John Swallow, 51, and Mark Shurtleff, 56, were arrested at their homes Tuesday morning, Salt Lake County District Attorney Sim Gill said at a news conference at the FBI office in Salt Lake City.
“This is a sad day for Utah,” Republican Gov. Gary Herbert said in a statement Tuesday. “The entire situation, regardless of how the legal process plays out, is a black eye for our state.”
Court records show John Swallow faces 13 charges, including felony bribery charges, while Shurtleff faces 10 counts that include bribery. The most serious charges for each man come with a maximum penalty of 15 years in prison.
Gill said the investigation, which the FBI is assisting on, is ongoing and additional charges will likely be filed against both former attorneys general and other individuals.
Swallow’s attorney Stephen McCaughey said Tuesday morning he hadn’t yet seen the charges.
“He’s maintained his innocence since the whole thing started. His position’s still the same,” he said. “Now they’ve filed these charges, we get to have our day in court and they get to prove it.”
Shurtleff’s attorney Max Wheeler did not answer calls Tuesday morning.
Shurtleff declined to comment when he walked out of jail Tuesday. He said he planned to speak at a news conference Tuesday afternoon.

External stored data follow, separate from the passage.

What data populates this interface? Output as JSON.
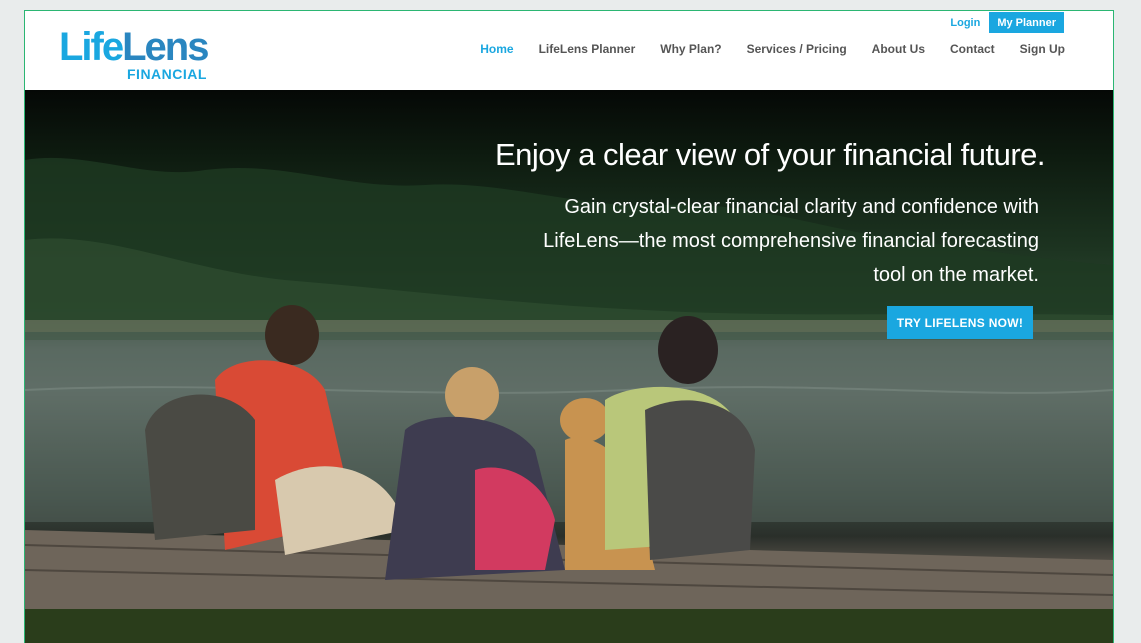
{
  "logo": {
    "life": "Life",
    "lens": "Lens",
    "sub": "FINANCIAL"
  },
  "util": {
    "login": "Login",
    "planner": "My Planner"
  },
  "nav": {
    "home": "Home",
    "planner": "LifeLens Planner",
    "why": "Why Plan?",
    "services": "Services / Pricing",
    "about": "About Us",
    "contact": "Contact",
    "signup": "Sign Up"
  },
  "hero": {
    "title": "Enjoy a clear view of your financial future.",
    "subtitle": "Gain crystal-clear financial clarity and confidence with LifeLens—the most comprehensive financial forecasting tool on the market.",
    "cta": "TRY LIFELENS NOW!"
  },
  "colors": {
    "accent": "#1aa7e0",
    "border": "#2bb673",
    "footer": "#2a3d1b"
  }
}
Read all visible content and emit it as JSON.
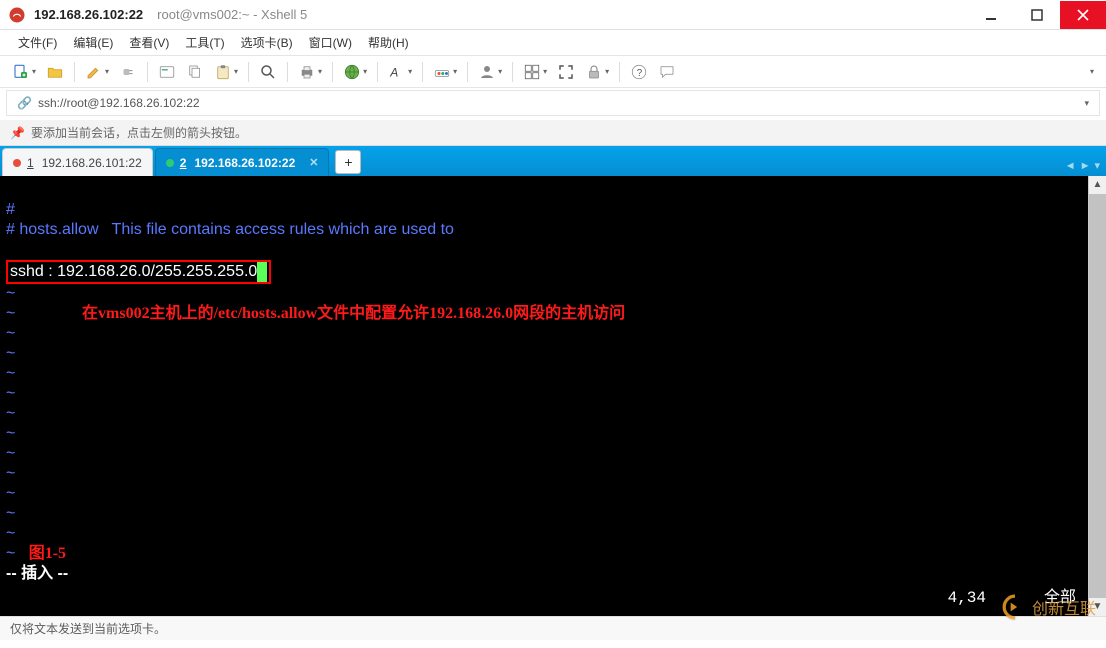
{
  "titlebar": {
    "main": "192.168.26.102:22",
    "sub": "root@vms002:~ - Xshell 5"
  },
  "menu": {
    "file": "文件(F)",
    "edit": "编辑(E)",
    "view": "查看(V)",
    "tools": "工具(T)",
    "tab": "选项卡(B)",
    "window": "窗口(W)",
    "help": "帮助(H)"
  },
  "address": {
    "url": "ssh://root@192.168.26.102:22"
  },
  "infobar": {
    "text": "要添加当前会话，点击左侧的箭头按钮。"
  },
  "tabs": {
    "t1_num": "1",
    "t1_label": "192.168.26.101:22",
    "t2_num": "2",
    "t2_label": "192.168.26.102:22",
    "add": "+"
  },
  "terminal": {
    "line1": "#",
    "line2_a": "# hosts.allow",
    "line2_b": "This file contains access rules which are used to",
    "rule": "sshd : 192.168.26.0/255.255.255.0",
    "annotation": "在vms002主机上的/etc/hosts.allow文件中配置允许192.168.26.0网段的主机访问",
    "figlabel": "图1-5",
    "modeline": "-- 插入 --",
    "pos": "4,34",
    "all": "全部"
  },
  "status": {
    "text": "仅将文本发送到当前选项卡。"
  },
  "watermark": "创新互联"
}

Gill said both men are accused of accepting at least $50,000 in cash or campaign contributions from people who faced or were about to face scrutiny from the attorney general’s office. They used a luxury jet and personal property belonging to a businessman in trouble with regulators, authorities said. Swallow also used the businessman’s million-dollar houseboat on Lake Powell, according to officials.
They stayed at a high-end Newport Beach resort where they enjoyed meals, golf, clothing and massages paid for by another businessman who had been charged months earlier with fraud by the Utah attorney general’s office.
They’re also accused of trying to cover up the alleged schemes.
Both have denied all the allegations.
Swallow resigned in late 2013 after spending nearly 11 months dogged by the bribery and corruption allegations. Swallow adamantly denied breaking any laws and said the toll of the scrutiny had become too much for him and his family.
The first bombshell allegations dropped less than a week after Swallow took the oath of office in January 2013, when a businessman in trouble with federal regulators accused Swallow of arranging a bribery plot involving Senate Majority Leader Harry Reid of Nevada. Reid and Swallow denied the allegations.
In the months following, the accusations and investigations snowballed, and led to probes by the U.S. Department of Justice, Utah elections officials and the state bar.
An investigation from Utah lawmakers concluded Swallow destroyed and fabricated records and hung a veritable “for sale” sign on the door of the attorney general’s office.